Zaporzhye’s Jews Celebrate Return of Synagogue
The Jewish community of Zaporozhye, Ukraine, celebrated a milestone in the city’s Jewish renaissance with the dedication January 12 of a central synagogue and community center.
Jewish life is flourishing in this major Ukrainian city situated 370 miles southeast of Kiev. It is the sixth largest city in Ukraine, and its Jewish community is a member of the Federation of Jewish Communities of the CIS. But until now it was the only one among the six without its own central synagogue.
Rabbi Nachum Ehrentrau, Zaporozhye’s chief rabbi, entreated the government to return the synagogue—the place where Nazi troops ordered the city’s Jews to report to before transporting them to their deaths—to the local Jewish community. With the government’s cooperation and the support of two local philanthropists, Arthur Abdinova and Igor Butler, the synagogue was renovated and restored to her former glory.
Since the arrival a decade ago of Rabb Ehrentrau, the city’s Jews—now numbering an impressive 20,000—have begun to benefit from the development of a full-fledged Jewish community. Rabbi Ehrentrau established a charity center and soup kitchen to support indigent seniors; a children’s orphanage, and the city’s first Jewish school. The Or-Avner Chabad Lubavitch Day school is in fact the city’s first private school accredited by the Ukrainian Education Ministry and is widely regarded as the best school in the city.

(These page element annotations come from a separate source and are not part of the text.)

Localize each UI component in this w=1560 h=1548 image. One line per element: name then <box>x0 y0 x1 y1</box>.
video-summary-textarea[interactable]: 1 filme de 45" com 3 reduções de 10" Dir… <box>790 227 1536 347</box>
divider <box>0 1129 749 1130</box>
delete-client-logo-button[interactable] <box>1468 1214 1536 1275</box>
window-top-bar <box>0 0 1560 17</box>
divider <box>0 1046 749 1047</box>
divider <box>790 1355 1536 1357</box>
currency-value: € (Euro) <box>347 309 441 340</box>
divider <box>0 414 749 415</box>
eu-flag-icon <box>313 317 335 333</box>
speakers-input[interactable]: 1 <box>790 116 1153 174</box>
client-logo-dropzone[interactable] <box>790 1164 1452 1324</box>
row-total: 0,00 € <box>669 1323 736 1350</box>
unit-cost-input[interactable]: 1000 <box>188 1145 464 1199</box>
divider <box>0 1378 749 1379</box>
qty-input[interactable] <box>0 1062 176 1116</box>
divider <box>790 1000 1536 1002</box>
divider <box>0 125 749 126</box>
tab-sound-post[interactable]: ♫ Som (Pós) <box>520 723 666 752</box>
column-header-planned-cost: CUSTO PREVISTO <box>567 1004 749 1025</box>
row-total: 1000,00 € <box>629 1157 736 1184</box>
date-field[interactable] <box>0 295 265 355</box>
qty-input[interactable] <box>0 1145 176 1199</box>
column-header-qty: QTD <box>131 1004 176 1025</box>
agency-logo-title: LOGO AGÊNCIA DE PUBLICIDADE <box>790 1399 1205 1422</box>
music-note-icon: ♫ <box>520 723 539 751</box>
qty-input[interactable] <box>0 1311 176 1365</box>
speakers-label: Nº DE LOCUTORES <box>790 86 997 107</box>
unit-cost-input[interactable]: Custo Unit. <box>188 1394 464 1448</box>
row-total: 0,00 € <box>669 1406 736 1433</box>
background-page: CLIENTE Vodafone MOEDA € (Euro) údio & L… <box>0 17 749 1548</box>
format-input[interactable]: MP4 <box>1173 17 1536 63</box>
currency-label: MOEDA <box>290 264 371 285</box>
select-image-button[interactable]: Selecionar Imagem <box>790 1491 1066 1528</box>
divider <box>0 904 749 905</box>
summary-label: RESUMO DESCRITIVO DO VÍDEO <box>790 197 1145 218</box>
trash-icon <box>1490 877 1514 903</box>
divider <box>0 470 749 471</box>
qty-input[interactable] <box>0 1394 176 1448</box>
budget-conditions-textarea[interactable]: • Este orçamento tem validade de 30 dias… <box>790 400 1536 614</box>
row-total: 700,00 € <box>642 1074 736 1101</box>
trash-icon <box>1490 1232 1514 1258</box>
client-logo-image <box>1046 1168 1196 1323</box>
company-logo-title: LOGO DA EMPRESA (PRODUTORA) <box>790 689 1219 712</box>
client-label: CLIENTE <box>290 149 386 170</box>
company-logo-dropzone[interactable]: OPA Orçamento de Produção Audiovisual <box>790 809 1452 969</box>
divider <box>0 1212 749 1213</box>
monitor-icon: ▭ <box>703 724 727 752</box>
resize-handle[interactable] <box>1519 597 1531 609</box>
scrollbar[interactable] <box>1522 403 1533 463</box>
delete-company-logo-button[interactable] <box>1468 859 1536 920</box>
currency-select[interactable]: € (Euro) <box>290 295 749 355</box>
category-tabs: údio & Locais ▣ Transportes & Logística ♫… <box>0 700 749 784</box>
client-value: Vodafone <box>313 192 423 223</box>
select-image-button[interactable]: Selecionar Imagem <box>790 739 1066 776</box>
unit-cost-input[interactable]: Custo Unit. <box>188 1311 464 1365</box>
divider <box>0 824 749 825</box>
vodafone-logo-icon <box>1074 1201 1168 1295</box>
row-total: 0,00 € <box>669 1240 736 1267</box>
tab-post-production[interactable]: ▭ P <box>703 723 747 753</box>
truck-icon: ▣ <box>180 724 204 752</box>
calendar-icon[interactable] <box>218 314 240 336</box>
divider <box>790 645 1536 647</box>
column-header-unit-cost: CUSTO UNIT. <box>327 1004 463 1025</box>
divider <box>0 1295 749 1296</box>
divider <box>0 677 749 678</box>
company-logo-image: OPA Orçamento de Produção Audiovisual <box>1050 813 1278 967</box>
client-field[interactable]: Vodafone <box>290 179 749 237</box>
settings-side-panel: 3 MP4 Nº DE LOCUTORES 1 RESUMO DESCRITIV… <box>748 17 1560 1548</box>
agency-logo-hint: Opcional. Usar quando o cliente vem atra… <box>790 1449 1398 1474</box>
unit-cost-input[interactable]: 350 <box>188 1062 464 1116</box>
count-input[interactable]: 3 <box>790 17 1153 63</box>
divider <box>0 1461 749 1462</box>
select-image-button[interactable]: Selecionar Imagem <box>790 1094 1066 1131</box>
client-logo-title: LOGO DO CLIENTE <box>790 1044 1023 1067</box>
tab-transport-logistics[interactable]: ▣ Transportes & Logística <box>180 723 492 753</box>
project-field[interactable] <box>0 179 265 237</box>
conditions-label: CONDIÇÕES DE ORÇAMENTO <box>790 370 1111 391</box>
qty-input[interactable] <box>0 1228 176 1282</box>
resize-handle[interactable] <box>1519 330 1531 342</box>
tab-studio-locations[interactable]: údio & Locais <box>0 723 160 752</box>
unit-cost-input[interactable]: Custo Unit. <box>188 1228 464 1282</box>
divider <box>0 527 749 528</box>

Zaporozhye, a picturesque city featuring two double decker bridges over the Dnepr, enjoys a strong industrial, engineering and academic infrastructure. It boasts one of the longest Children’s Railways, and a seven mile avenue—Lenin Avenue—the longest in all of Europe.
Named “Giymat Rose” for the donors’ mothers, the new center will become a hub of Jewish activity, social and education programs and community events. The synagogue will host daily and Shabbat prayer services.
Rabbi Ehrentrau, who recently persuaded city authorities to erect a monument to the twenty thousand Jewish victims of the Holocaust, says it is, ultimately, the flowering of Jewish life in the new synagogue and community center that serves as the most enduring memorial to the Jews who once lived here.